Data Centers’ Power Use Less Than Was Expected
If the estimate is accurate, it could confirm the widely held industry perception that Google, with its many large data centers, is relatively more efficient than the mainstream of the data center industry. A vast majority of data center designers choose to use standard industry equipment, not equipment specialized for particular computing tasks.
A study shows that, partly because of the 2008 recession, power consumption by data centers hasn’t grown at expected rates.
The study suggests that Google’s centers are more efficient than most.
In the new study, prepared at the request of The New York Times, Mr. Koomey found that electricity used by data centers worldwide grew significantly, but it was an increase of only about 56 percent from 2005 to 2010. In the United States, power consumption increased by 36 percent, according to Mr. Koomey’s report, titled “Growth in Data Center Power Use 2005 to 2010.”
“Mostly because of the recession, but also because of a few changes in the way these facilities are designed and operated, data center electricity consumption is clearly much lower than what was expected, and that’s really the big story,” said Mr.

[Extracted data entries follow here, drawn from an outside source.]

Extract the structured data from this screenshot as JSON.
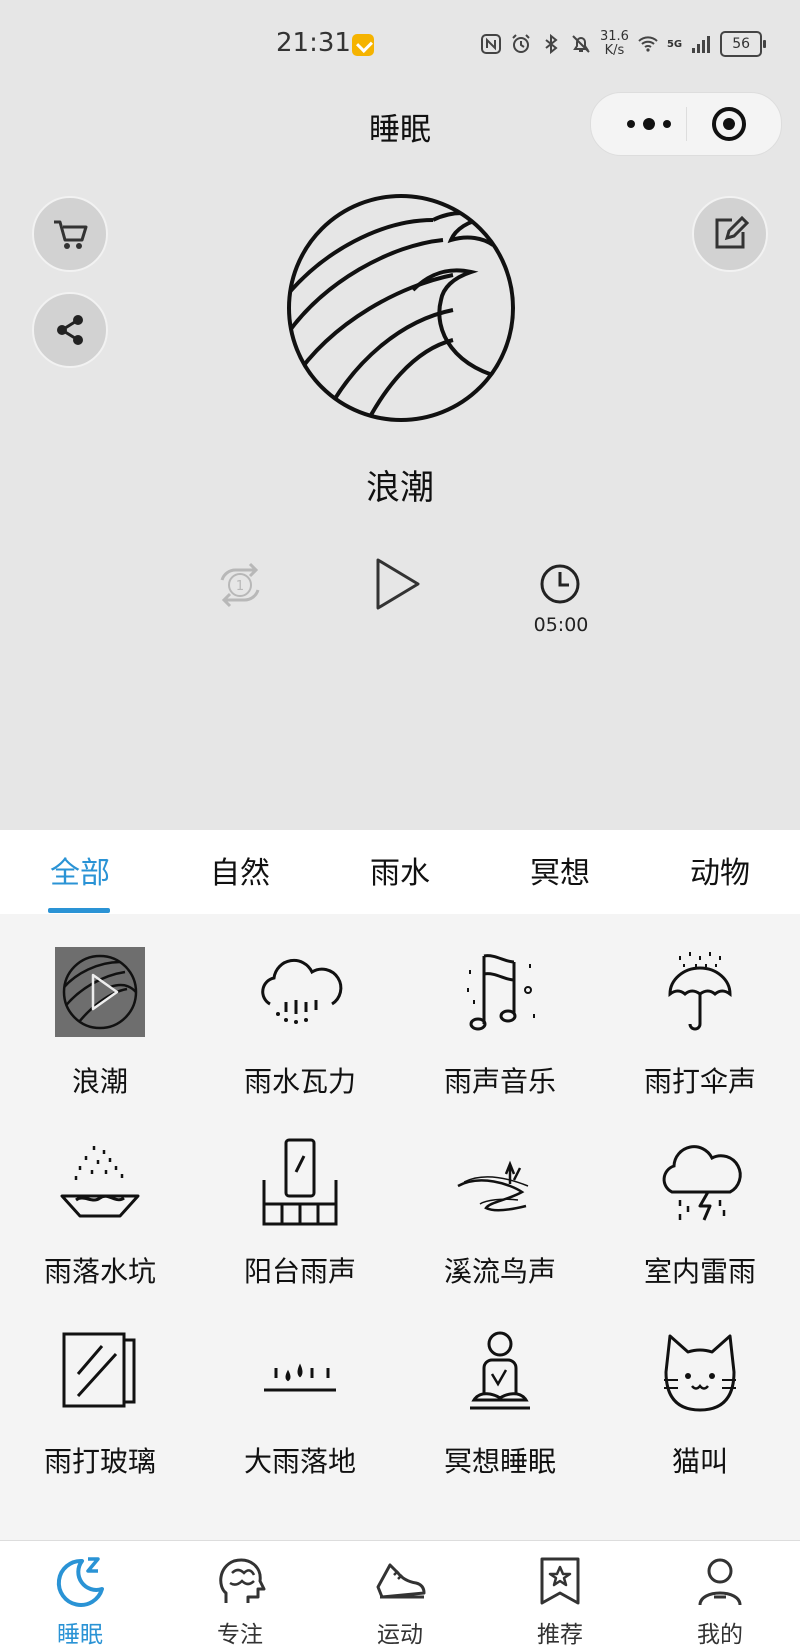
{
  "status_bar": {
    "time": "21:31",
    "net_speed_value": "31.6",
    "net_speed_unit": "K/s",
    "signal_label": "5G",
    "battery": "56"
  },
  "header": {
    "title": "睡眠"
  },
  "player": {
    "current_sound": "浪潮",
    "repeat_badge": "1",
    "timer": "05:00"
  },
  "tabs": [
    {
      "label": "全部",
      "active": true
    },
    {
      "label": "自然",
      "active": false
    },
    {
      "label": "雨水",
      "active": false
    },
    {
      "label": "冥想",
      "active": false
    },
    {
      "label": "动物",
      "active": false
    }
  ],
  "sounds": [
    {
      "label": "浪潮",
      "icon": "wave-icon",
      "selected": true
    },
    {
      "label": "雨水瓦力",
      "icon": "rain-cloud-icon"
    },
    {
      "label": "雨声音乐",
      "icon": "music-flag-icon"
    },
    {
      "label": "雨打伞声",
      "icon": "umbrella-icon"
    },
    {
      "label": "雨落水坑",
      "icon": "puddle-icon"
    },
    {
      "label": "阳台雨声",
      "icon": "balcony-icon"
    },
    {
      "label": "溪流鸟声",
      "icon": "stream-icon"
    },
    {
      "label": "室内雷雨",
      "icon": "thunder-cloud-icon"
    },
    {
      "label": "雨打玻璃",
      "icon": "glass-window-icon"
    },
    {
      "label": "大雨落地",
      "icon": "heavy-rain-icon"
    },
    {
      "label": "冥想睡眠",
      "icon": "meditation-icon"
    },
    {
      "label": "猫叫",
      "icon": "cat-icon"
    }
  ],
  "bottom_nav": [
    {
      "label": "睡眠",
      "icon": "moon-icon",
      "active": true
    },
    {
      "label": "专注",
      "icon": "brain-icon",
      "active": false
    },
    {
      "label": "运动",
      "icon": "sneaker-icon",
      "active": false
    },
    {
      "label": "推荐",
      "icon": "star-bookmark-icon",
      "active": false
    },
    {
      "label": "我的",
      "icon": "user-icon",
      "active": false
    }
  ],
  "colors": {
    "accent": "#2a93d5",
    "background": "#e6e6e6",
    "grid_background": "#f4f4f4"
  }
}
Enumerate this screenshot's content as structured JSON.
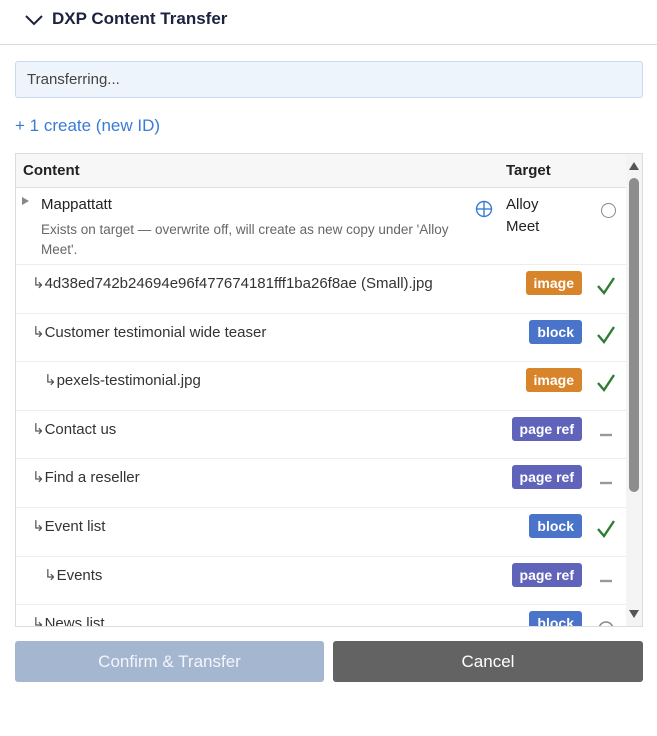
{
  "header": {
    "title": "DXP Content Transfer"
  },
  "status": {
    "text": "Transferring..."
  },
  "create_link": {
    "label": "+ 1 create (new ID)"
  },
  "table": {
    "columns": {
      "content": "Content",
      "target": "Target"
    },
    "first_row": {
      "name": "Mappattatt",
      "note": "Exists on target — overwrite off, will create as new copy under 'Alloy Meet'.",
      "target": "Alloy Meet"
    },
    "rows": [
      {
        "prefix": "↳",
        "name": "4d38ed742b24694e96f477674181fff1ba26f8ae (Small).jpg",
        "badge": "image",
        "status": "check"
      },
      {
        "prefix": "↳",
        "name": "Customer testimonial wide teaser",
        "badge": "block",
        "status": "check"
      },
      {
        "prefix": "↳",
        "name": "pexels-testimonial.jpg",
        "badge": "image",
        "status": "check"
      },
      {
        "prefix": "↳",
        "name": "Contact us",
        "badge": "page ref",
        "status": "dash"
      },
      {
        "prefix": "↳",
        "name": "Find a reseller",
        "badge": "page ref",
        "status": "dash"
      },
      {
        "prefix": "↳",
        "name": "Event list",
        "badge": "block",
        "status": "check"
      },
      {
        "prefix": "↳",
        "name": "Events",
        "badge": "page ref",
        "status": "dash"
      },
      {
        "prefix": "↳",
        "name": "News list",
        "badge": "block",
        "status": "radio"
      }
    ]
  },
  "buttons": {
    "confirm": "Confirm & Transfer",
    "cancel": "Cancel"
  },
  "colors": {
    "accent": "#3a7bd5",
    "badge_image": "#d8842b",
    "badge_block": "#4a74c9",
    "badge_page_ref": "#5f63ba",
    "check": "#2e7d32"
  }
}
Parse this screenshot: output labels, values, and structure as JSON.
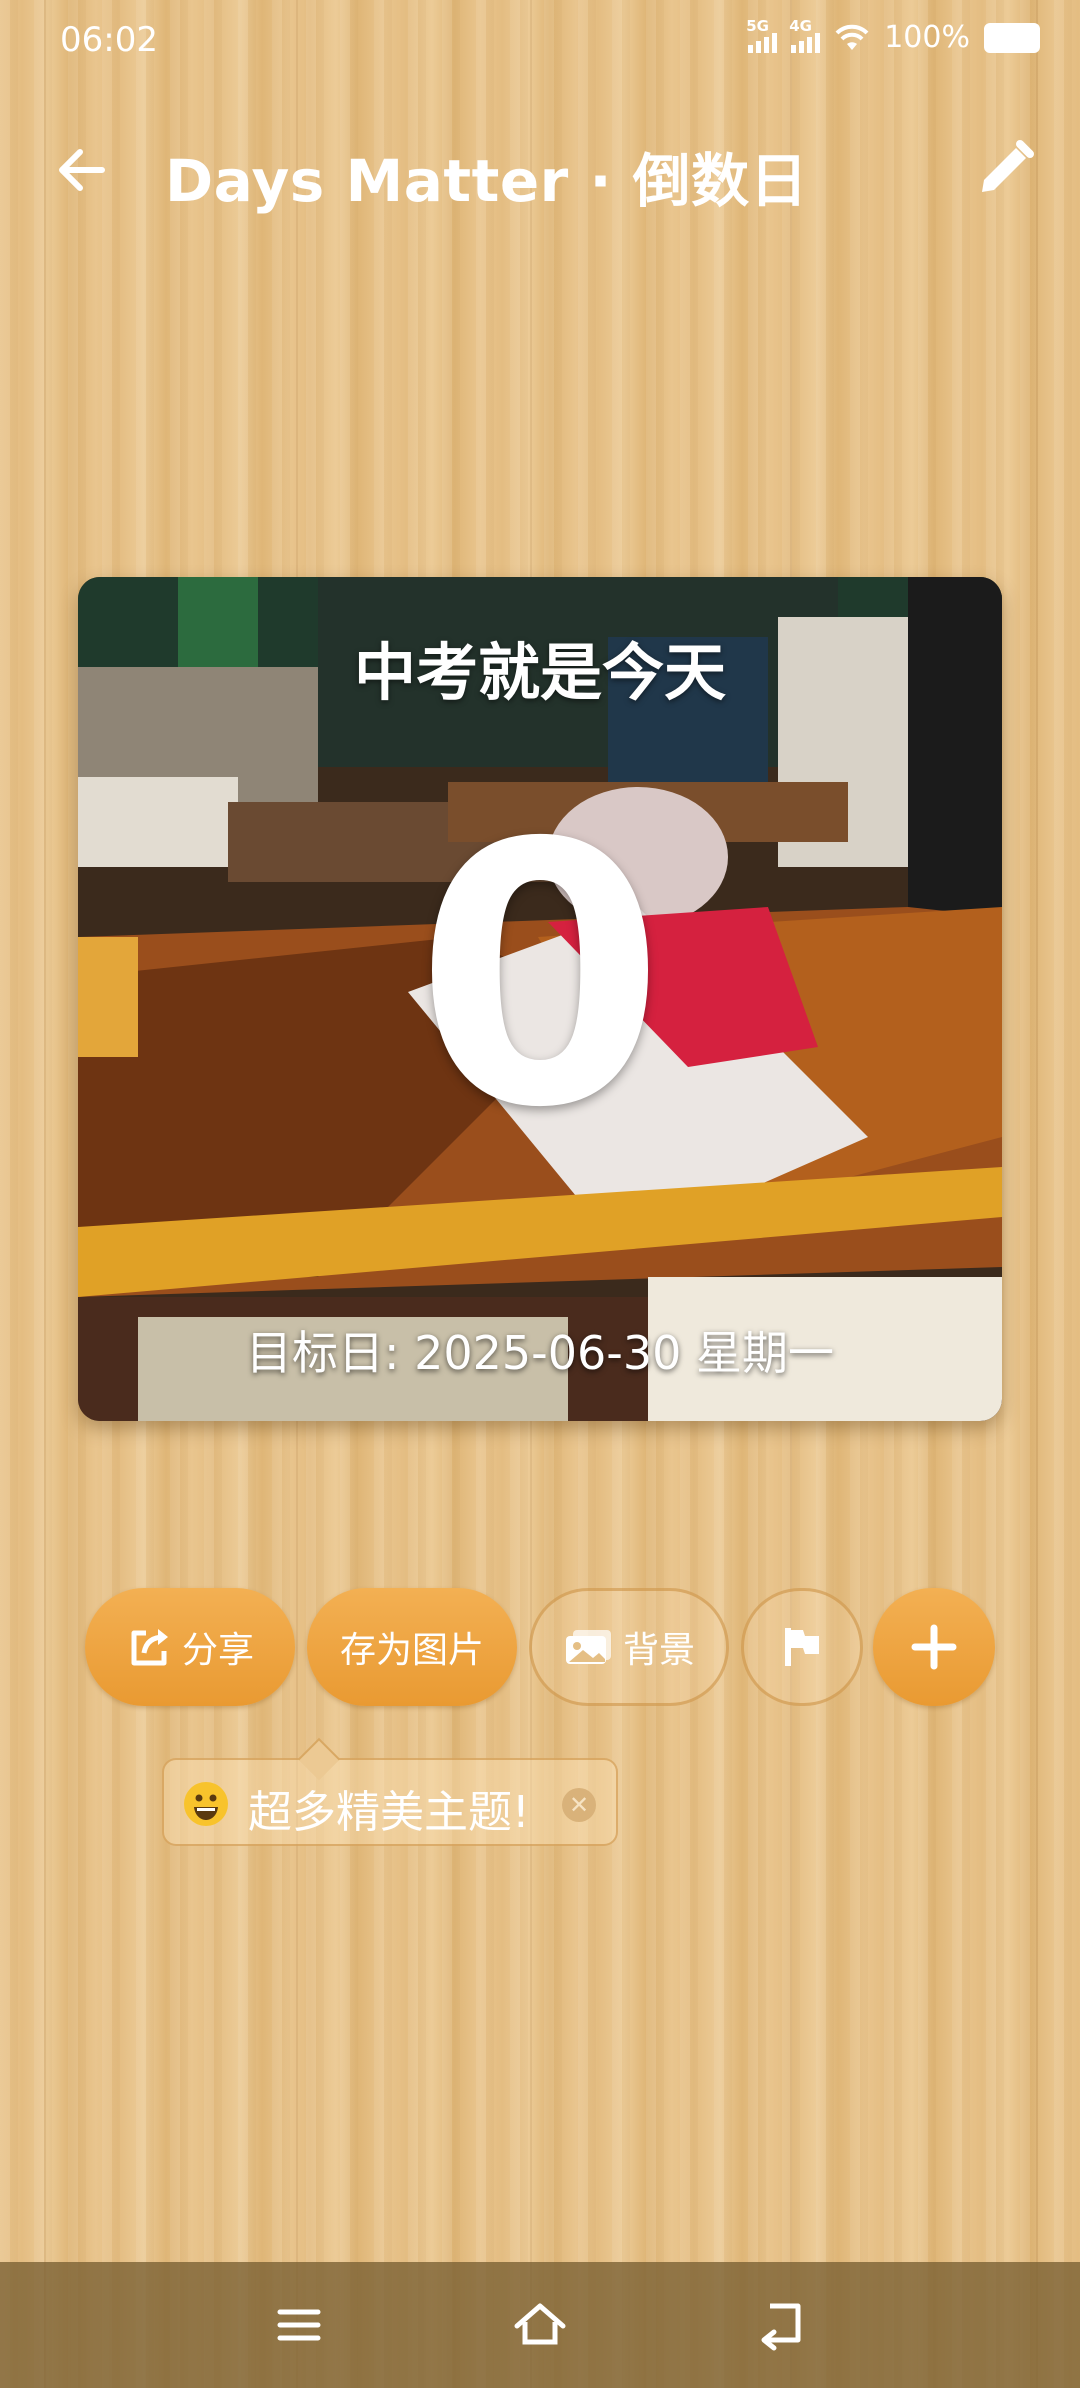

Koomey.
The influential report issued by the E.P.A. in August of 2007 estimated that national energy consumption by computer servers and data centers would nearly double from 2005 to 2010 to roughly 100 billion kilowatt hours of energy at an annual cost of $7.4 billion. It predicted the centers’ demand for power in the United States would rise by 2011 to 12 gigawatts of power, or the output of 25 major power plants, from 7 gigawatts, or about 15 power plants.
“Of course, the market is expanding,” said Jimmy Clidaras, principal engineer for platforms and infrastructure at Google. “We’re doing stuff today in the cloud that we never would have thought of. Music used to be at home and now it’s in the sky.”
“The numbers do make sense,” said Kenneth Brill, founder of the Uptime Institute, an industry consulting group based in Santa Fe, N.M. “But they shouldn’t be taken as indicating the problem’s over. There is certainly increasing energy consumption and that should be a concern for everyone.”
Fueled by an insatiable demand for new Internet services and a shift to so-called cloud computing services that are largely hosted in commercial data centers and in the large data farms operated by companies like Amazon, Apple, Google, Microsoft and Facebook, there has been an increasing discussion about the growing percentage of the nation’s electricity that will be consumed by vast data centers being constructed at a record pace.
But the new report indicates that electricity used by global data centers in 2010 remained relatively modest. “Electricity used in global data centers likely accounted for between 1.1 percent and 1.5 percent of total electricity use, respectively. For the U.S. that number was between 1.7 percent and 2.2 percent,” according to the report.